Forty-seven alleles with two or more SNPs within the full sequences combining the target SNPs and the flanking regions were observed at 31 iiSNP loci. Among the 47 alleles, one allele had four SNPs, six alleles had three SNPs, and the other 40 alleles had two SNPs (Supplementary Table S10). A total of 226 different sequence strings, or to say, alleles were observed based the analysis of full sequences at the 94 iiSNPs, and altogether 38 more alleles were identified compared with the analysis only based on target SNPs. Details of allele frequencies for each type of data were shown (Supplementary Table S11). The HWE test indicated that the 94 iiSNP loci (either based on target SNPs or full sequences) were in Hardy–Weinberg equilibrium after Bonferroni correction (α' = 0.05/94) (Supplementary Table S12). Five pairs and three pairs of loci showed LD after Bonferroni correction (α' = 0.05/4,371) when data based on target SNPs and data based on full sequences were considered, respectively (Supplementary Table S13). These loci were all positioned on different chromosomes, thus, we considered the 94 iiSNPs as independent for the following statistics.

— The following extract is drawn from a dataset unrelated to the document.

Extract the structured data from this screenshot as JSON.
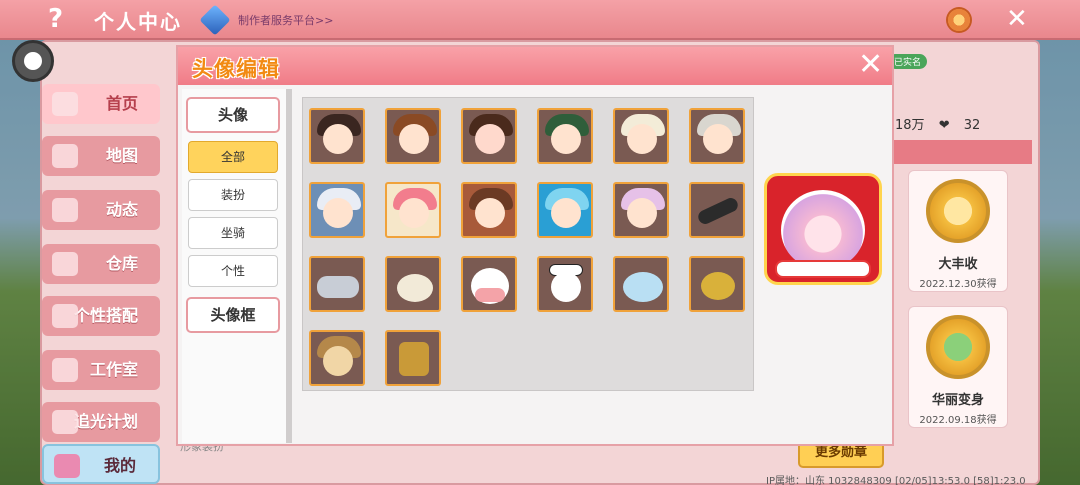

The related forensic parameters for the SNPs were shown in Supplementary Table S14. The combined parameters for the data based on target SNPs and full sequences can be referred in Table 3. The strength of evidence was higher when adjacent flanking region variations of target SNPs in full sequences were taken into consideration. Observed heterozygosities showed improvements in data of full sequences compared with data of target SNPs (Supplementary Table S15). The effective number of alleles (Ae), an important and effective index for evaluation of the selection of microhaplotypes for mixture detection46, also showed some level of increases in data based on full sequences when compared with the Ae of corresponding data of target SNPs only (Supplementary Table S15). For data of full sequences, ten loci had an Ae value > 2.00, of which rs1109037 and rs10776839 had values > 3.00, which was a necessary criterion for microhaplotypes being applied to mixture detection46. For the target SNP data, in contrast, only five loci showed an Ae > 2.00.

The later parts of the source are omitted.